(Paris) Après les décors impressionnants de plage ou supermarché grandeur nature, c’est sur les quais d’une gare étonnamment minimaliste - recréée dans le Grand Palais à Paris - que Virginie Viard, successeure de Karl Lagerfeld chez Chanel, a signé sa première collection épurée.

Pour cette collection « croisière » — que les grandes marques présentent en dehors des Fashion weeks aux quatre coins du monde à l’instar de Dior qui a ouvert le bal de ces défilés le 29 avril dans un vieux palais de Marrakech — Chanel est restée fidèle à la grande nef.

Pas de trains dans cette gare imaginaire de style beaux-arts où les invités prennent leur petit déjeuner dans un élégant café avant de s’installer sur les quais à destination de Saint-Tropez, Byzance, Édimbourg ou Antibes.

Voyage oblige, l’allure de Chanel se place sous le signe d’une silhouette en mouvement et la collection se veut fonctionnelle, comme ce tailleur bleu cobalt avec des poches multiples sur la veste et la jupe au-dessus du genou. Pour une touche chic, un top en bandeau blanc fermé d’un nœud sur la poitrine et des bottines bicolores blanc et noir à bout pointu. Les légendaires sacs matelassés s’agrandissent.

« Chanel, c’est l’allure et le mouvement. Voyager à travers le monde est lié à l’esprit Chanel », souligne dans les notes du défilé la très discrète Virginie Viard, bras droit pendant 30 ans de Karl Lagerfeld décédé en février et dont c’est la première collection en solo.

Tailleur rajeuni

PHOTO CHRISTOPHE ARCHAMBAULT, AFP

La veste en tweed se décline à l’infini avec des épaules arrondies ou carrées, courtes ou longues, droites ou croisées.

Des vestes et de grands pantalons à double boutonnage en gabardine ou en coton s’inspirent des uniformes de travail. Les trenchs à capuche se féminisent d’une ceinture chaîne et d’une blouse de popeline à grand jabot.

Aux côtés du noir, écru et blanc chers à Chanel, une palette lumineuse de rose, vert, bleu et mauve ravive le décor gris du défilé avec des touches de brun ou bleu marine.

La veste en tweed se décline à l’infini avec des épaules arrondies ou carrées, courte ou longue, droites ou croisées. Virginie Viard propose également une nouvelle vision du tailleur autorisant en bas des leggings pailletés à logo Chanel, des mini-jupes ou des knickerbockers, des culottes bouffantes maintenues au niveau des genoux, en tweed.

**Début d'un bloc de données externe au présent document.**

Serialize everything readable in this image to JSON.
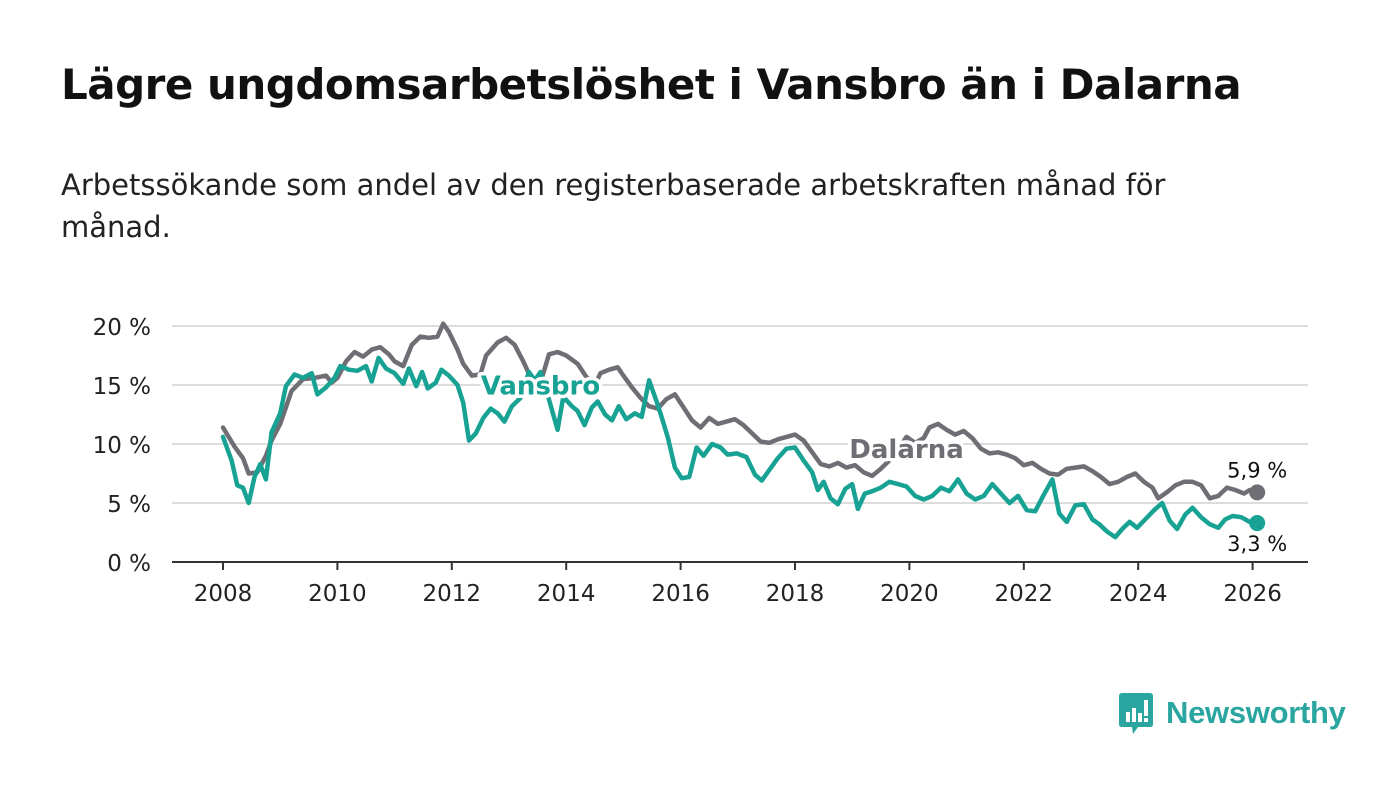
{
  "title": "Lägre ungdomsarbetslöshet i Vansbro än i Dalarna",
  "subtitle": "Arbetssökande som andel av den registerbaserade arbetskraften månad för månad.",
  "brand": {
    "name": "Newsworthy",
    "color": "#2aa5a0",
    "icon": "bar-chart-speech-icon"
  },
  "colors": {
    "vansbro": "#17a294",
    "dalarna": "#6f6e74",
    "grid": "#dcdcdc",
    "axis": "#333333"
  },
  "chart_data": {
    "type": "line",
    "title": "Lägre ungdomsarbetslöshet i Vansbro än i Dalarna",
    "xlabel": "",
    "ylabel": "",
    "xlim": [
      2007.2,
      2027.0
    ],
    "ylim": [
      0,
      20
    ],
    "x_ticks": [
      {
        "value": 2008,
        "label": "2008"
      },
      {
        "value": 2010,
        "label": "2010"
      },
      {
        "value": 2012,
        "label": "2012"
      },
      {
        "value": 2014,
        "label": "2014"
      },
      {
        "value": 2016,
        "label": "2016"
      },
      {
        "value": 2018,
        "label": "2018"
      },
      {
        "value": 2020,
        "label": "2020"
      },
      {
        "value": 2022,
        "label": "2022"
      },
      {
        "value": 2024,
        "label": "2024"
      },
      {
        "value": 2026,
        "label": "2026"
      }
    ],
    "y_ticks": [
      {
        "value": 0,
        "label": "0 %"
      },
      {
        "value": 5,
        "label": "5 %"
      },
      {
        "value": 10,
        "label": "10 %"
      },
      {
        "value": 15,
        "label": "15 %"
      },
      {
        "value": 20,
        "label": "20 %"
      }
    ],
    "grid": true,
    "series": [
      {
        "name": "Dalarna",
        "label": "Dalarna",
        "color": "#6f6e74",
        "label_at": [
          2019.95,
          8.8
        ],
        "end_label": "5,9 %",
        "end_value": 5.9,
        "points": [
          [
            2008.0,
            11.4
          ],
          [
            2008.2,
            9.8
          ],
          [
            2008.35,
            8.8
          ],
          [
            2008.45,
            7.5
          ],
          [
            2008.6,
            7.6
          ],
          [
            2008.75,
            9.0
          ],
          [
            2008.85,
            10.3
          ],
          [
            2009.0,
            11.7
          ],
          [
            2009.2,
            14.5
          ],
          [
            2009.4,
            15.5
          ],
          [
            2009.6,
            15.6
          ],
          [
            2009.8,
            15.8
          ],
          [
            2009.9,
            15.2
          ],
          [
            2010.0,
            15.6
          ],
          [
            2010.15,
            17.0
          ],
          [
            2010.3,
            17.8
          ],
          [
            2010.45,
            17.4
          ],
          [
            2010.6,
            18.0
          ],
          [
            2010.75,
            18.2
          ],
          [
            2010.9,
            17.6
          ],
          [
            2011.0,
            17.0
          ],
          [
            2011.15,
            16.6
          ],
          [
            2011.3,
            18.4
          ],
          [
            2011.45,
            19.1
          ],
          [
            2011.6,
            19.0
          ],
          [
            2011.75,
            19.1
          ],
          [
            2011.85,
            20.2
          ],
          [
            2011.95,
            19.5
          ],
          [
            2012.1,
            18.0
          ],
          [
            2012.2,
            16.8
          ],
          [
            2012.35,
            15.8
          ],
          [
            2012.5,
            15.9
          ],
          [
            2012.6,
            17.5
          ],
          [
            2012.8,
            18.6
          ],
          [
            2012.95,
            19.0
          ],
          [
            2013.1,
            18.4
          ],
          [
            2013.25,
            17.0
          ],
          [
            2013.4,
            15.4
          ],
          [
            2013.55,
            15.2
          ],
          [
            2013.7,
            17.6
          ],
          [
            2013.85,
            17.8
          ],
          [
            2014.0,
            17.5
          ],
          [
            2014.2,
            16.8
          ],
          [
            2014.35,
            15.7
          ],
          [
            2014.5,
            15.0
          ],
          [
            2014.6,
            16.0
          ],
          [
            2014.75,
            16.3
          ],
          [
            2014.9,
            16.5
          ],
          [
            2015.0,
            15.8
          ],
          [
            2015.15,
            14.8
          ],
          [
            2015.3,
            13.9
          ],
          [
            2015.45,
            13.2
          ],
          [
            2015.6,
            13.0
          ],
          [
            2015.75,
            13.8
          ],
          [
            2015.9,
            14.2
          ],
          [
            2016.05,
            13.1
          ],
          [
            2016.2,
            12.0
          ],
          [
            2016.35,
            11.4
          ],
          [
            2016.5,
            12.2
          ],
          [
            2016.65,
            11.7
          ],
          [
            2016.8,
            11.9
          ],
          [
            2016.95,
            12.1
          ],
          [
            2017.1,
            11.6
          ],
          [
            2017.25,
            10.9
          ],
          [
            2017.4,
            10.2
          ],
          [
            2017.55,
            10.1
          ],
          [
            2017.7,
            10.4
          ],
          [
            2017.85,
            10.6
          ],
          [
            2018.0,
            10.8
          ],
          [
            2018.15,
            10.3
          ],
          [
            2018.3,
            9.3
          ],
          [
            2018.45,
            8.3
          ],
          [
            2018.6,
            8.1
          ],
          [
            2018.75,
            8.4
          ],
          [
            2018.9,
            8.0
          ],
          [
            2019.05,
            8.2
          ],
          [
            2019.2,
            7.6
          ],
          [
            2019.35,
            7.3
          ],
          [
            2019.5,
            7.9
          ],
          [
            2019.65,
            8.6
          ],
          [
            2019.8,
            9.5
          ],
          [
            2019.95,
            10.6
          ],
          [
            2020.1,
            10.1
          ],
          [
            2020.25,
            10.5
          ],
          [
            2020.35,
            11.4
          ],
          [
            2020.5,
            11.7
          ],
          [
            2020.65,
            11.2
          ],
          [
            2020.8,
            10.8
          ],
          [
            2020.95,
            11.1
          ],
          [
            2021.1,
            10.5
          ],
          [
            2021.25,
            9.6
          ],
          [
            2021.4,
            9.2
          ],
          [
            2021.55,
            9.3
          ],
          [
            2021.7,
            9.1
          ],
          [
            2021.85,
            8.8
          ],
          [
            2022.0,
            8.2
          ],
          [
            2022.15,
            8.4
          ],
          [
            2022.3,
            7.9
          ],
          [
            2022.45,
            7.5
          ],
          [
            2022.6,
            7.4
          ],
          [
            2022.75,
            7.9
          ],
          [
            2022.9,
            8.0
          ],
          [
            2023.05,
            8.1
          ],
          [
            2023.2,
            7.7
          ],
          [
            2023.35,
            7.2
          ],
          [
            2023.5,
            6.6
          ],
          [
            2023.65,
            6.8
          ],
          [
            2023.8,
            7.2
          ],
          [
            2023.95,
            7.5
          ],
          [
            2024.1,
            6.8
          ],
          [
            2024.25,
            6.3
          ],
          [
            2024.35,
            5.4
          ],
          [
            2024.5,
            5.9
          ],
          [
            2024.65,
            6.5
          ],
          [
            2024.8,
            6.8
          ],
          [
            2024.95,
            6.8
          ],
          [
            2025.1,
            6.5
          ],
          [
            2025.25,
            5.4
          ],
          [
            2025.4,
            5.6
          ],
          [
            2025.55,
            6.3
          ],
          [
            2025.7,
            6.1
          ],
          [
            2025.85,
            5.8
          ],
          [
            2025.95,
            6.1
          ],
          [
            2026.08,
            5.9
          ]
        ]
      },
      {
        "name": "Vansbro",
        "label": "Vansbro",
        "color": "#17a294",
        "label_at": [
          2013.55,
          14.2
        ],
        "end_label": "3,3 %",
        "end_value": 3.3,
        "points": [
          [
            2008.0,
            10.6
          ],
          [
            2008.15,
            8.6
          ],
          [
            2008.25,
            6.5
          ],
          [
            2008.35,
            6.3
          ],
          [
            2008.45,
            5.0
          ],
          [
            2008.55,
            7.2
          ],
          [
            2008.65,
            8.3
          ],
          [
            2008.75,
            7.0
          ],
          [
            2008.85,
            11.0
          ],
          [
            2009.0,
            12.6
          ],
          [
            2009.1,
            14.9
          ],
          [
            2009.25,
            15.9
          ],
          [
            2009.4,
            15.6
          ],
          [
            2009.55,
            16.0
          ],
          [
            2009.65,
            14.2
          ],
          [
            2009.8,
            14.8
          ],
          [
            2009.95,
            15.6
          ],
          [
            2010.05,
            16.6
          ],
          [
            2010.2,
            16.3
          ],
          [
            2010.35,
            16.2
          ],
          [
            2010.5,
            16.6
          ],
          [
            2010.6,
            15.3
          ],
          [
            2010.72,
            17.3
          ],
          [
            2010.85,
            16.4
          ],
          [
            2011.0,
            16.0
          ],
          [
            2011.15,
            15.1
          ],
          [
            2011.25,
            16.4
          ],
          [
            2011.38,
            14.9
          ],
          [
            2011.48,
            16.1
          ],
          [
            2011.58,
            14.7
          ],
          [
            2011.72,
            15.2
          ],
          [
            2011.82,
            16.3
          ],
          [
            2011.95,
            15.8
          ],
          [
            2012.1,
            15.0
          ],
          [
            2012.2,
            13.5
          ],
          [
            2012.3,
            10.3
          ],
          [
            2012.42,
            10.9
          ],
          [
            2012.55,
            12.2
          ],
          [
            2012.68,
            13.0
          ],
          [
            2012.8,
            12.6
          ],
          [
            2012.92,
            11.9
          ],
          [
            2013.05,
            13.2
          ],
          [
            2013.2,
            13.9
          ],
          [
            2013.35,
            16.1
          ],
          [
            2013.45,
            15.4
          ],
          [
            2013.55,
            16.1
          ],
          [
            2013.65,
            14.6
          ],
          [
            2013.75,
            12.9
          ],
          [
            2013.85,
            11.2
          ],
          [
            2013.95,
            14.0
          ],
          [
            2014.1,
            13.2
          ],
          [
            2014.2,
            12.8
          ],
          [
            2014.32,
            11.6
          ],
          [
            2014.45,
            13.1
          ],
          [
            2014.55,
            13.6
          ],
          [
            2014.68,
            12.5
          ],
          [
            2014.8,
            12.0
          ],
          [
            2014.92,
            13.2
          ],
          [
            2015.05,
            12.1
          ],
          [
            2015.2,
            12.6
          ],
          [
            2015.32,
            12.3
          ],
          [
            2015.45,
            15.4
          ],
          [
            2015.58,
            13.6
          ],
          [
            2015.68,
            12.1
          ],
          [
            2015.78,
            10.5
          ],
          [
            2015.9,
            8.0
          ],
          [
            2016.02,
            7.1
          ],
          [
            2016.15,
            7.2
          ],
          [
            2016.28,
            9.7
          ],
          [
            2016.4,
            9.0
          ],
          [
            2016.55,
            10.0
          ],
          [
            2016.7,
            9.7
          ],
          [
            2016.82,
            9.1
          ],
          [
            2016.98,
            9.2
          ],
          [
            2017.15,
            8.9
          ],
          [
            2017.3,
            7.4
          ],
          [
            2017.42,
            6.9
          ],
          [
            2017.55,
            7.8
          ],
          [
            2017.7,
            8.8
          ],
          [
            2017.85,
            9.6
          ],
          [
            2018.0,
            9.7
          ],
          [
            2018.15,
            8.6
          ],
          [
            2018.3,
            7.6
          ],
          [
            2018.4,
            6.1
          ],
          [
            2018.5,
            6.8
          ],
          [
            2018.62,
            5.4
          ],
          [
            2018.75,
            4.9
          ],
          [
            2018.88,
            6.2
          ],
          [
            2019.0,
            6.6
          ],
          [
            2019.1,
            4.5
          ],
          [
            2019.22,
            5.8
          ],
          [
            2019.35,
            6.0
          ],
          [
            2019.5,
            6.3
          ],
          [
            2019.65,
            6.8
          ],
          [
            2019.8,
            6.6
          ],
          [
            2019.95,
            6.4
          ],
          [
            2020.1,
            5.6
          ],
          [
            2020.25,
            5.3
          ],
          [
            2020.4,
            5.6
          ],
          [
            2020.55,
            6.3
          ],
          [
            2020.7,
            6.0
          ],
          [
            2020.85,
            7.0
          ],
          [
            2021.0,
            5.8
          ],
          [
            2021.15,
            5.3
          ],
          [
            2021.3,
            5.6
          ],
          [
            2021.45,
            6.6
          ],
          [
            2021.6,
            5.8
          ],
          [
            2021.75,
            5.0
          ],
          [
            2021.9,
            5.6
          ],
          [
            2022.05,
            4.4
          ],
          [
            2022.2,
            4.3
          ],
          [
            2022.35,
            5.7
          ],
          [
            2022.5,
            7.0
          ],
          [
            2022.62,
            4.1
          ],
          [
            2022.75,
            3.4
          ],
          [
            2022.9,
            4.8
          ],
          [
            2023.05,
            4.9
          ],
          [
            2023.2,
            3.6
          ],
          [
            2023.32,
            3.2
          ],
          [
            2023.45,
            2.6
          ],
          [
            2023.6,
            2.1
          ],
          [
            2023.72,
            2.8
          ],
          [
            2023.85,
            3.4
          ],
          [
            2023.98,
            2.9
          ],
          [
            2024.12,
            3.6
          ],
          [
            2024.28,
            4.4
          ],
          [
            2024.42,
            5.0
          ],
          [
            2024.55,
            3.5
          ],
          [
            2024.68,
            2.8
          ],
          [
            2024.82,
            4.0
          ],
          [
            2024.95,
            4.6
          ],
          [
            2025.1,
            3.8
          ],
          [
            2025.25,
            3.2
          ],
          [
            2025.4,
            2.9
          ],
          [
            2025.52,
            3.6
          ],
          [
            2025.65,
            3.9
          ],
          [
            2025.8,
            3.8
          ],
          [
            2025.95,
            3.4
          ],
          [
            2026.08,
            3.3
          ]
        ]
      }
    ]
  }
}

Une modernité accentuée par des escarpins pointus à bride avec des touches de couleurs vives, noir et fuchsia ou noir et rouge, des bottines bicolores à petits talons coniques et des ballerines en tweed.

Le camélia blanc, autre code qui fait partie de l’ADN de la maison, fleurit sur une bretelle de robe à volants asymétrique.

PHOTO CHRISTOPHE ARCHAMBAULT, AFP

Virginie Viard, bras droit pendant 30 ans de Karl Lagerfeld décédé en février et dont c’est la première collection en solo., a conçu ce défilé comme un hommage à la passion de voyager de Gabrielle Chanel et de son mentor Karl Lagerfeld.

Virginie Viard a conçu ce défilé comme un hommage à la passion de voyager de Gabrielle Chanel et de son mentor Karl Lagerfeld.

C’est sur le quai que commença l’histoire d’amour entre Gabrielle Chanel et l’Anglais Boy Capel. Le train et sa voiture-restaurant où se croisent artistes, aristocrates et hommes d’affaires a inspiré un ballet Le Train bleu de Serge Diaghilev, pour lequel Chanel a imaginé les costumes.

L’Allemand Karl Lagerfeld est arrivé en 1952 à la gare du Nord à Paris « pour passer deux ans au lycée. Mais mon séjour à Paris s’est un brin prolongé », se souvenait-il en emportant toujours avec lui pour ses innombrables voyages le coussin de son enfance brodé au point de croix d’une locomotive.

Poursuivant le thème du voyage, Virginie Viard multiplie les clins d’œil aux cheminots dans les vêtements et les accessoires. Elle déconstruit ainsi les mécanismes des horloges des gares : leurs cadrans dessinent la guipure bleu marine d’une robe longue quand leurs aiguilles et leurs index déstructurés sont brodés au décolleté d’une autre en dentelle blanche.

Une pochette coussin en coton blanc est brodée d’horloges, tandis que la lampe de cheminot est détournée en minaudière en résine strassée.